Ioana David-Narby - Navigating the say-do gap in the Greenhushing era
The global business community is currently weathering a complex commercial season. Driven by tightening regulatory frameworks, geopolitical pressures, and intense public scrutiny, an atmospheric shift has taken place. We have entered what industry observers call a "sustainability recession", a period defined by a pronounced say-do gap where companies are actively doing the work behind the scenes but keeping entirely quiet about it.
This corporate silence is known as greenhushing, and it stems from a profound fear of reputational risk. Terrified of a single bad headline that could dismantle years of work, brand leaders are choosing to say nothing at all.
"Greenhushing frustrates me almost as much as greenwashing," sustainability and marketing strategist Ioana David-Narby observes. "It comes from the same place: a lack of bravery. Brands are so scared of being called out that they'd rather say nothing than risk saying the wrong thing. But when the brands doing genuine work stop talking, the only stories left are the bad or inauthentic ones. That actively degrades consumer trust across the entire industry."
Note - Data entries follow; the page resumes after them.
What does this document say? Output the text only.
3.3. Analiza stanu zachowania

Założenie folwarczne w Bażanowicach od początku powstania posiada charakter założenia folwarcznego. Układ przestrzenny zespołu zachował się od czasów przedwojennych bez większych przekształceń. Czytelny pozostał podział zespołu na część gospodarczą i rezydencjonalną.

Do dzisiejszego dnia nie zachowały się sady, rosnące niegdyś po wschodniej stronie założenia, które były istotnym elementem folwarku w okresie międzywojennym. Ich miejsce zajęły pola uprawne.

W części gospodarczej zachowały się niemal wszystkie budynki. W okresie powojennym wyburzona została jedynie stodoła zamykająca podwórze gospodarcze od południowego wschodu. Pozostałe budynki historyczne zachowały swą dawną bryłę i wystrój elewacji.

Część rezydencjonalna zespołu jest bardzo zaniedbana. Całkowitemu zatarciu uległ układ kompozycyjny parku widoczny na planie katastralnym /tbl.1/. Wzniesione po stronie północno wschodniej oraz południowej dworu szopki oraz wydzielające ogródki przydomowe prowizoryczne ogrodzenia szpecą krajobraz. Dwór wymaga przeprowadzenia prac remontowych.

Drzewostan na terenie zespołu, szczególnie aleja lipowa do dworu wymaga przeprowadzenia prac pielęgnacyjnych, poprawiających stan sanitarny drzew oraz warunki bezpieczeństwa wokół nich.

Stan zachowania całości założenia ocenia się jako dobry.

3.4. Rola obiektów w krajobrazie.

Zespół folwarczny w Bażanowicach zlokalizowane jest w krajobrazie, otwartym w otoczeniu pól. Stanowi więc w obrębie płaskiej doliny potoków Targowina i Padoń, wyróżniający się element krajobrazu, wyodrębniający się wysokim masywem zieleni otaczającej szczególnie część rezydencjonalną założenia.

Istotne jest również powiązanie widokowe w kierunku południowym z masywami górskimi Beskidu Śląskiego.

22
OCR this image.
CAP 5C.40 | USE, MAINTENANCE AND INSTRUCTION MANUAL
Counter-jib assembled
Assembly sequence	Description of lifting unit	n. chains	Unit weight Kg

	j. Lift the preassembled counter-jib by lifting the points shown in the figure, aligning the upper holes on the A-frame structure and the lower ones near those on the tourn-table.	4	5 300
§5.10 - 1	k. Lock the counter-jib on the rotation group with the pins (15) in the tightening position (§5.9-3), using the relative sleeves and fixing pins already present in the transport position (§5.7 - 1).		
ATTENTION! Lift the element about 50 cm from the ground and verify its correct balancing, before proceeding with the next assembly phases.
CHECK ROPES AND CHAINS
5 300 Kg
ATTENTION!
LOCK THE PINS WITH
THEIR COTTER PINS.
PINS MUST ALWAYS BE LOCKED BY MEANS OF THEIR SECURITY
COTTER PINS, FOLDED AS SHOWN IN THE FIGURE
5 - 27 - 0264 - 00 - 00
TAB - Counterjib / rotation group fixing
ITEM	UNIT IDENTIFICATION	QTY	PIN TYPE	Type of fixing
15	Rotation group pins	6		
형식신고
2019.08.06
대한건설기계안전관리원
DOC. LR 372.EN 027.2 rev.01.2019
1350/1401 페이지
The Death of Reactive Marketing
This pervasive fear has completely transformed how internal teams function. Historically, great marketing relied on speed and situational relevance—a quick, reactive social media post responding to a cultural moment.
Today, that agility is stalled by compliance bottlenecks. Because sustainability and legal departments have implemented exhaustive, multi-layered risk assessment guidance, public copy has become strangled.
Ioana recalls trying to craft a case study title for a major corporate client: "It had been edited down to two lines of completely sterile text. I had to tell them we needed to take a step back because it said absolutely nothing. It was vague and uninteresting, yet it was masking a wonderful, deeply impactful story. The answer isn't less communication, it's better communication. It’s knowing exactly what you can say, being precise, and learning how to land the message without hiding behind scientific jargon."
The Rise of the Competitor Audit
For large multinational corporations, blatant greenwashing is largely a solved problem due to rigorous internal playbooks; however, for medium-to-small enterprises (SMEs) that lack the capital for crisis PR or complete corporate rebrands, a single misaligned claim can serve as a total company killer.
Interestingly, the biggest threat to brands today isn't just regulatory bodies like the UK’s Advertising Standards Authority (ASA), which now uses sophisticated AI systems to uses AI to proactively scan tens of millions of ads a year for problem claims (like green claims) annually. The primary driver of recent enforcement actions is actually direct competitor challenges.
This creates a fascinating competitive paradox. Giant corporations like Nestlé communicate cautiously to protect themselves from scrutiny, preferring to focus on internal, action-driven communications. But by greenhushing, they leave an open narrative register. Agile challenger brands immediately sense that conversational vacuum, step into the space, and aggressively try to peel away market share by shouting about their own impact. However, if those challengers overstep and fall out of line with their green words, the established giants are waiting with a regulatory audit.
Driving Internal Culture Change
Moving an established organisation through this minefield requires treating sustainability messaging like any other specialised technical discipline.
"It's a language like any other," Ioana notes. "For some, learning Java code is the hurdle. For others, it's mastering regulatory compliance or Gen Z TikTok lingo. It takes time, but it is an entirely learnable skill."
Internal advocates can drive this change by moving their teams past the what and straight to the so what. To build momentum inside a busy corporate culture, you have to frame sustainability around three core organisational incentives:
- The Urgent Challenge: What are the operational, financial, and regulatory risks of inaction? (e.g., Shifting investor demands, like when institutional shareholders publicly pressured Nestlé to shift its product portfolio toward healthier, lower-sugar options).
- The Positive Opportunity: What does the business or the individual gain by participating?
- The Reputational Cost: What market share do we concede to competitors if we choose to stay completely silent?
By translating technical frameworks into distinct, relatable commercial outcomes, sustainability transitions from a top-down compliance chore into a shared organisational victory.